9. Buddy Guy Acoustic Set
What needs to be said about living legend Buddy Guy? The man is the blues, one of the archetypes, and a national treasure. Not only is he a master on guitar, his vocals are even better. He never fails to get the audience in the palm of his hand with his humor and musicality. Guy’s set was a total joy to watch and hear. He played with “74 Years Young,” only to remind us he recorded it two years earlier and then changed the lyrics to reflect his true age. Awesome. His version of “I’m in the Mood” had the audience laughing and touched by the depth of this man’s ability. Awesome.

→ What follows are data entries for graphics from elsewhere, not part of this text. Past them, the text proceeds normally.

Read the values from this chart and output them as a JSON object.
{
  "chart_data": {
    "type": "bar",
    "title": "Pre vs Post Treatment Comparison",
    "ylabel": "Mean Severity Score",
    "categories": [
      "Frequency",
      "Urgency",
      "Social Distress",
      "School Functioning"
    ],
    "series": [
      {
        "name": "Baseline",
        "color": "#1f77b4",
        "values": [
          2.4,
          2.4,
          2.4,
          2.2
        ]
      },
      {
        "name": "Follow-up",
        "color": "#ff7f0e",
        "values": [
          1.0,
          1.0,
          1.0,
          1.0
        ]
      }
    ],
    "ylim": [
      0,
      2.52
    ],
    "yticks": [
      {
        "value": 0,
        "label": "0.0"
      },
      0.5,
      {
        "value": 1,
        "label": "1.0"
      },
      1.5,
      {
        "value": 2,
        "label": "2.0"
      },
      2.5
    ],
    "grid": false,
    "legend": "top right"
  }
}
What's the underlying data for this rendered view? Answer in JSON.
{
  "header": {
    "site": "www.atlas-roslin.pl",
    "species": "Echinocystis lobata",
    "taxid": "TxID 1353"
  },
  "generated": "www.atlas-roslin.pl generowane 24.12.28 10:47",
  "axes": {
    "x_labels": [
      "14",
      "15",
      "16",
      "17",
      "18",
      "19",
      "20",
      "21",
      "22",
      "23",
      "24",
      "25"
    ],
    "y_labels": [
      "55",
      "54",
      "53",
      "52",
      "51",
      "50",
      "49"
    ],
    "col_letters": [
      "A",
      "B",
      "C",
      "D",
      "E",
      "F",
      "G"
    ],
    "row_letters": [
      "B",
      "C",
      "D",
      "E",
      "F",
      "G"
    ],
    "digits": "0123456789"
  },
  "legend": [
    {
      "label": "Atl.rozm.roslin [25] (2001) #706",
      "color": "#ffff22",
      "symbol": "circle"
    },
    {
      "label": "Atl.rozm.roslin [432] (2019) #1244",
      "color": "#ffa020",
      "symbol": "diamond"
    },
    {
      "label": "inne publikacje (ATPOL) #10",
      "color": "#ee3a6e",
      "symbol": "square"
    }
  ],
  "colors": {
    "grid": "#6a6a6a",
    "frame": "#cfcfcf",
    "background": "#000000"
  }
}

Eric Clapton, photo by Kevin Mazur/WireImage

10. Eric Clapton
The man behind this whole evening quietly took the stage with his band to close the night. When the lights went up, the crowd went wild. A second later, another light went on to reveal surprise guest Keith Richards and the place went crazy—a great moment. They broke into “Key to The Highway” and Chuck Berry’s “Sweet Little Rock and Roller” with Keith and Eric trading licks and vocals, writing a new piece of rock and roll history.

Next, Eric brought out Robbie Robertson for “He Don’t Live Here No More’ and “I Shall Be Released.” It was cool to see Robertson back onstage with Clapton. EC continued with “Gin House,” “ Got to Get Better in A Little While,” “Crossroads,” “Little Queen of Spades,” and “Sunshine of Your Love.” Eric sounded great, but seemed to play better when challenged by Doyle. Eric would solo, then Doyle would rip into it, then Eric would bring it up a notch—a fun experience to see and hear.

To close the night Eric brought out 19 of the guitarists in the festival for a grand finale jam session. This was both super-fun and plagued with sound problems, as the sound guys struggled to figure out who to turn up at what time. Kurt Rosenwinkle even had to hand Gary Clark Jr his cable so he could solo! Noticeably missing from the group extravaganza were Jeff Beck and John Mayer.